Tre mesi dopo, il 26 novembre 1987, Hujar muore. Insieme a lui ci sono gli amici più stretti. Tra loro c’è David Wojnarowicz, artista e fotografo che, dopo una breve storia di sesso, era diventato per Peter una sorta di figlio e che erediterà il loft nel Village. David chiede di rimanere solo nella stanza dove giace l’amico e realizza un filmato e 32 fotografie del corpo morto. Il primo lo usa per un video che resta incompiuto. L’immagine del volto, di una mano e di un piede le inserisce in un quadro, “Untitled (Hujar Dead)”, su cui inserisce un testo violentissimo che attacca la società americana responsabile del diffondersi dell’epidemia di Hiv.

 

Ricordando il momento in cui si è trovato solo di fronte al cadavere, Wojnarowicz scrive in “Close to the Knives”, il suo libro di memorie: “Ho cercato di dirgli qualcosa guardando in quell’enorme occhio. Se nella morte l’energia del corpo si disperde e si fonde con tutto ciò che ci circonda, potrà conoscere immediatamente i miei pensieri?
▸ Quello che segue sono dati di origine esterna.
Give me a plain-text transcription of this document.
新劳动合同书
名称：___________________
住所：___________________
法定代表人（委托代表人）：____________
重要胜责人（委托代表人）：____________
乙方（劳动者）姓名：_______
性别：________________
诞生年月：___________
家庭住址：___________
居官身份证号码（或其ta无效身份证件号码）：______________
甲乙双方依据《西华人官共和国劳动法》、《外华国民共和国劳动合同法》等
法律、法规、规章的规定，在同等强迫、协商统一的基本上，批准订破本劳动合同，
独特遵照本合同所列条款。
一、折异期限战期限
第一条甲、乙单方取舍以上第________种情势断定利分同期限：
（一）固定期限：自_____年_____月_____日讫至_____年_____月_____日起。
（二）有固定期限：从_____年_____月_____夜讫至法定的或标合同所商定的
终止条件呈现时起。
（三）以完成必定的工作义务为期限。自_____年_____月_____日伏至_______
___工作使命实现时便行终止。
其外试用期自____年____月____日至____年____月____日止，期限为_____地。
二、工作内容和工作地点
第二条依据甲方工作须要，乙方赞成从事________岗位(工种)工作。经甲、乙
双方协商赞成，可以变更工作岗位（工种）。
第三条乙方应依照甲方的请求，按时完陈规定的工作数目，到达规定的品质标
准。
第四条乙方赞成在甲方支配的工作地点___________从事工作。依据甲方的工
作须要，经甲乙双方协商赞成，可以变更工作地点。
Ma cerco di parlare comunque e cerco di dire qualcosa nel caso in cui abbia paura o sia confuso dalla sua stessa morte e magari abbia bisogno di qualche rassicurazione o strumento per capire, ma dalla mia bocca non esce niente. Questo è l’evento più importante della mia vita e la mia bocca non riesce a dar forma a qualche parola e forse sono io che ho bisogno di parole, forse sono io che ho bisogno di rassicurazioni e tutto quello che posso fare è alzare le mani dai fianchi, indifeso, e dire: ‘Tutto quello che voglio è una qualche specie di grazia’”.